In Safford Arizona school on October 8th, officials strip-searched a 13-year-old girl after they received information from another student that the girl possessed “prescription strength” 400 mg ibuprofen and 200mg naproxen. While attending math, assistant principle Kerry Wilson entered the classroom and instructed Savanna Redding’s to his office. Upon entering, she immediately noticed her planner placed on his desk. However, what she didn’t recognize was the knife, cigarette and lighter that was contained inside it.
Admitting the planner was hers, she explained to the assistant principle that she had lent the planner prior to her classmate, Marissa and had NO knowledge of what was inside it.
Also brought to her attention was a large white bottle of ibuprofen that was also found in the planner. Unsatisfied, the assistant principle asked to also search the rest of her belongings in order to disprove her claim. When no evidence was found, he proceeded to send her to the school’s nurses office for what can be considered a strip-search.
She was told to remove a clothing and in the processes her private areas (breast) were exposed. Complete embarrassed, she remained calm and did as she was told. No pills, or any other illegal item was found on her. Naturally, when Savanna ‘s mom discovered this she “dropped the bomb” and filed a lawsuit saying it violated her daughter’s fourth amendment right (which was the right thing to do)and that she was never contacted during the search at anytime.

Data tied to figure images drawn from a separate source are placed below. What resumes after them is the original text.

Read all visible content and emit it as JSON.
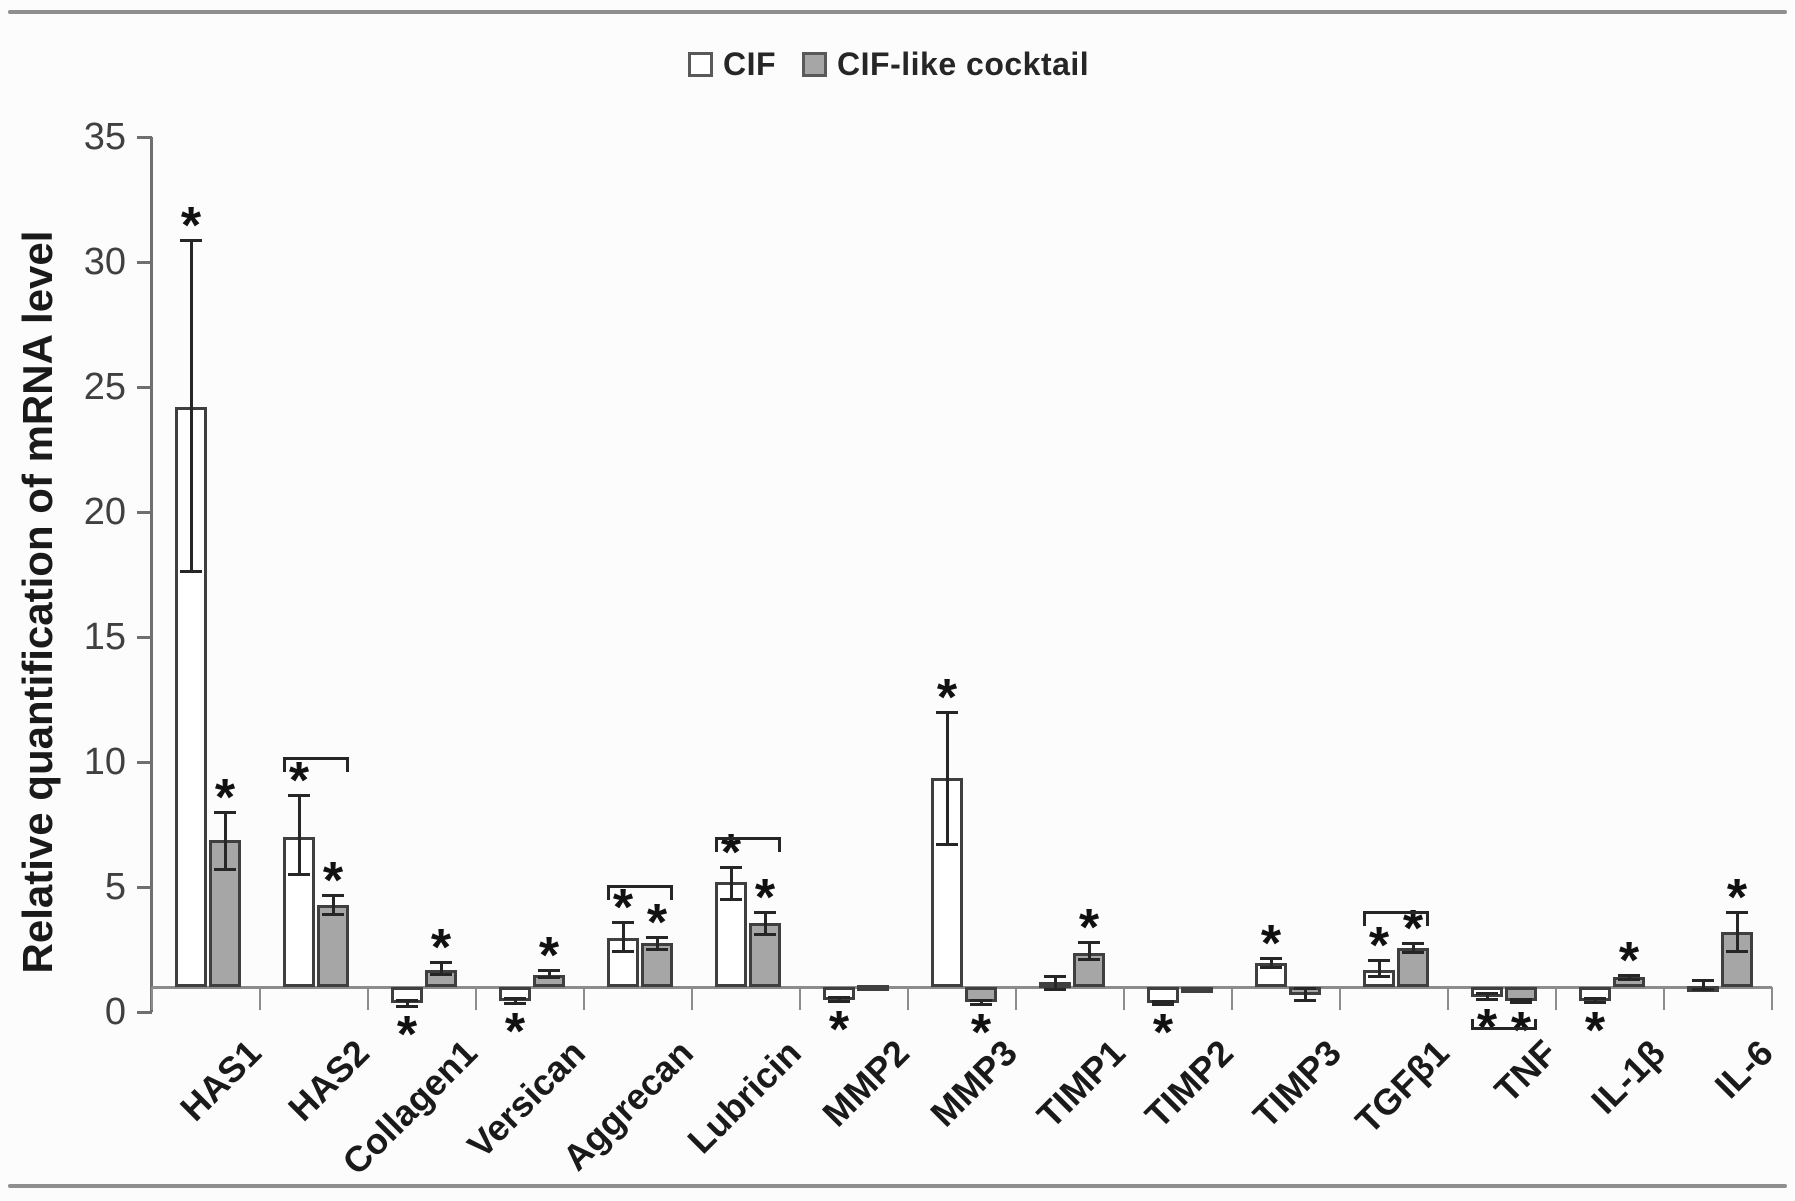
{
  "figure": {
    "significance_marker": "*",
    "colors": {
      "cif_fill": "#ffffff",
      "cocktail_fill": "#a6a6a6",
      "bar_border": "#3f3f3f",
      "axis": "#8c8c8c",
      "text": "#1a1a1a"
    }
  },
  "chart_data": {
    "type": "bar",
    "title": "",
    "xlabel": "",
    "ylabel": "Relative quantification of mRNA level",
    "ylim": [
      0,
      35
    ],
    "yticks": [
      0,
      5,
      10,
      15,
      20,
      25,
      30,
      35
    ],
    "baseline_value": 1,
    "grid": false,
    "legend_position": "top-center",
    "categories": [
      "HAS1",
      "HAS2",
      "Collagen1",
      "Versican",
      "Aggrecan",
      "Lubricin",
      "MMP2",
      "MMP3",
      "TIMP1",
      "TIMP2",
      "TIMP3",
      "TGFβ1",
      "TNF",
      "IL-1β",
      "IL-6"
    ],
    "series": [
      {
        "name": "CIF",
        "fill": "#ffffff",
        "values": [
          24.2,
          7.0,
          0.35,
          0.45,
          2.95,
          5.2,
          0.5,
          9.35,
          1.2,
          0.35,
          1.95,
          1.7,
          0.6,
          0.45,
          1.05
        ],
        "err_low": [
          17.6,
          5.5,
          0.2,
          0.32,
          2.4,
          4.5,
          0.4,
          6.7,
          0.9,
          0.28,
          1.75,
          1.4,
          0.48,
          0.35,
          0.88
        ],
        "err_high": [
          30.9,
          8.7,
          0.5,
          0.55,
          3.6,
          5.8,
          0.6,
          12.0,
          1.45,
          0.45,
          2.15,
          2.1,
          0.75,
          0.55,
          1.3
        ],
        "significant": [
          true,
          true,
          true,
          true,
          true,
          true,
          true,
          true,
          false,
          true,
          true,
          true,
          true,
          true,
          false
        ]
      },
      {
        "name": "CIF-like cocktail",
        "fill": "#a6a6a6",
        "values": [
          6.9,
          4.3,
          1.7,
          1.5,
          2.75,
          3.55,
          1.1,
          0.4,
          2.35,
          1.0,
          0.7,
          2.55,
          0.45,
          1.4,
          3.2
        ],
        "err_low": [
          5.7,
          3.9,
          1.5,
          1.35,
          2.5,
          3.1,
          null,
          0.3,
          2.1,
          null,
          0.45,
          2.35,
          0.38,
          1.3,
          2.4
        ],
        "err_high": [
          8.0,
          4.7,
          2.0,
          1.7,
          3.0,
          4.0,
          null,
          0.5,
          2.8,
          null,
          0.95,
          2.75,
          0.52,
          1.5,
          4.0
        ],
        "significant": [
          true,
          true,
          true,
          true,
          true,
          true,
          false,
          true,
          true,
          false,
          false,
          true,
          true,
          true,
          true
        ]
      }
    ],
    "pair_brackets": [
      {
        "category": "HAS2",
        "y": 10.2,
        "side": "top"
      },
      {
        "category": "Aggrecan",
        "y": 5.1,
        "side": "top"
      },
      {
        "category": "Lubricin",
        "y": 7.0,
        "side": "top"
      },
      {
        "category": "TGFβ1",
        "y": 4.05,
        "side": "top"
      },
      {
        "category": "TNF",
        "y": -0.72,
        "side": "bottom"
      }
    ]
  }
}
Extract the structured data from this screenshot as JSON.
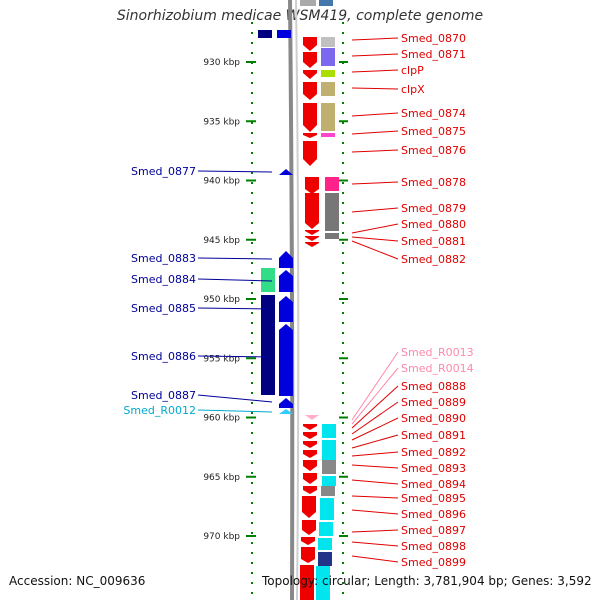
{
  "title": "Sinorhizobium medicae WSM419, complete genome",
  "footer": {
    "accession": "Accession: NC_009636",
    "topology": "Topology: circular; Length: 3,781,904 bp; Genes: 3,592"
  },
  "colors": {
    "right_label": "#e00000",
    "left_label": "#000099",
    "rrna_label": "#00aacc",
    "ncrna_label": "#ff88aa",
    "tick": "#008000",
    "backbone": "#888888"
  },
  "ticks": [
    {
      "text": "930 kbp",
      "pos": 930
    },
    {
      "text": "935 kbp",
      "pos": 935
    },
    {
      "text": "940 kbp",
      "pos": 940
    },
    {
      "text": "945 kbp",
      "pos": 945
    },
    {
      "text": "950 kbp",
      "pos": 950
    },
    {
      "text": "955 kbp",
      "pos": 955
    },
    {
      "text": "960 kbp",
      "pos": 960
    },
    {
      "text": "965 kbp",
      "pos": 965
    },
    {
      "text": "970 kbp",
      "pos": 970
    }
  ],
  "right_labels": [
    {
      "text": "Smed_0870",
      "type": "gene"
    },
    {
      "text": "Smed_0871",
      "type": "gene"
    },
    {
      "text": "clpP",
      "type": "gene"
    },
    {
      "text": "clpX",
      "type": "gene"
    },
    {
      "text": "Smed_0874",
      "type": "gene"
    },
    {
      "text": "Smed_0875",
      "type": "gene"
    },
    {
      "text": "Smed_0876",
      "type": "gene"
    },
    {
      "text": "Smed_0878",
      "type": "gene"
    },
    {
      "text": "Smed_0879",
      "type": "gene"
    },
    {
      "text": "Smed_0880",
      "type": "gene"
    },
    {
      "text": "Smed_0881",
      "type": "gene"
    },
    {
      "text": "Smed_0882",
      "type": "gene"
    },
    {
      "text": "Smed_R0013",
      "type": "ncrna"
    },
    {
      "text": "Smed_R0014",
      "type": "ncrna"
    },
    {
      "text": "Smed_0888",
      "type": "gene"
    },
    {
      "text": "Smed_0889",
      "type": "gene"
    },
    {
      "text": "Smed_0890",
      "type": "gene"
    },
    {
      "text": "Smed_0891",
      "type": "gene"
    },
    {
      "text": "Smed_0892",
      "type": "gene"
    },
    {
      "text": "Smed_0893",
      "type": "gene"
    },
    {
      "text": "Smed_0894",
      "type": "gene"
    },
    {
      "text": "Smed_0895",
      "type": "gene"
    },
    {
      "text": "Smed_0896",
      "type": "gene"
    },
    {
      "text": "Smed_0897",
      "type": "gene"
    },
    {
      "text": "Smed_0898",
      "type": "gene"
    },
    {
      "text": "Smed_0899",
      "type": "gene"
    }
  ],
  "left_labels": [
    {
      "text": "Smed_0877",
      "type": "gene"
    },
    {
      "text": "Smed_0883",
      "type": "gene"
    },
    {
      "text": "Smed_0884",
      "type": "gene"
    },
    {
      "text": "Smed_0885",
      "type": "gene"
    },
    {
      "text": "Smed_0886",
      "type": "gene"
    },
    {
      "text": "Smed_0887",
      "type": "gene"
    },
    {
      "text": "Smed_R0012",
      "type": "rrna"
    }
  ]
}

Proceeding to the trial, the District court found no violation and a panel agreed, but on the appeal in a “en banc decision 6-5” the court reversed the other decision saying that it DID in fact violate her fourth amendment right. School district appealed to the Supreme Court and approved there appeal and granted certiorari. It was reasoned that the strip search was not justified nor was the scope of intrusion reasonably related to the circumstance In the end, the court of appeals held that Ms. Redding’s Fourth Amendment right to be free of unreasonable search and seizure was in fact violated.
Issue 1. Can School officials conduct a search to the students belongings based on a hunch and does this violate their Fourth Amendment right? 2. Should it be permissible for school officials hold a student for questioning and can they conduct a strip search on their students for contraband and does this again, violate their rights? Are they liable for damages in a lawsuit filed under “42 U. S. C Section 1983”? Holding 1. In this case school officials did not have the right to strip search a student based on a hunch and it did violate her fourth amendment right.
2. School officials were not held liable because they have Qualified immunity were they right to look for drugs and weapons even though the it was a strip search they where going on the intuition that she was giving out drugs to other students. However, it is considered unconstitutional and administrators do not have the authority to conduct this type of search. Opinion and Joining Judges Justice Souter, joined by Chief Justice Roberts and Justices Scalia, Kennedy, Breyer, Alito, Stevens, and Ginsburg held that the strip-search had indeed violated Savanna’s Fourth Amendment rights.
Even though school official had suspicion they had no right to strip search her. Even though school officials did not have the right they are granted qualified immunity because they were just trying to the right thing and protect other students. They took into consideration that the search was only conducted because it was based on a reasonable suspicion otherwise. They stated that search measures used by school officials to “root out” contraband must be “reasonably related to the objectives of the search and not excessively intrusive in light of the age and sex of the student and the nature of the infraction. Concurring Opinion and Joining Judges Justice Souter delivered the opinion of the Court saying that the search did violate Savanna Fourth Amendment right because no drugs were suspected to be concealed in her bra and underwear so they had no reason . The judge felt the school officials were not liable and entitled to qualified immunity because school officials were just trying to prevent drugs distributed throughout the school. Justice Ginsburg also had a concurring opinion.
He agreed with the majority that the school administrators were qualifiedly immune to prosecution. However, he argued that the judiciary should not meddle with decisions school administrators make that are in the interest of keeping their schools safe. Dissenting Opinion and Joining Judges Justice Thomas had a dissenting opinion and stated that the fourth amendment right does protect us against unreasonable search and seizures (as did most of the judges).
But it is the context of were it takes place he says students have the fourth amendment right just not on school property. The reason is the responsibility the school and the officials have is to ensure the safety of the students. Thomas concurred in the judgment in part and dissented in part. He agreed that the school administrators were qualifiedly immune to prosecution. However, he argued that the judiciary should not meddle with decisions school administrators make that are in the interest of keeping their schools safe.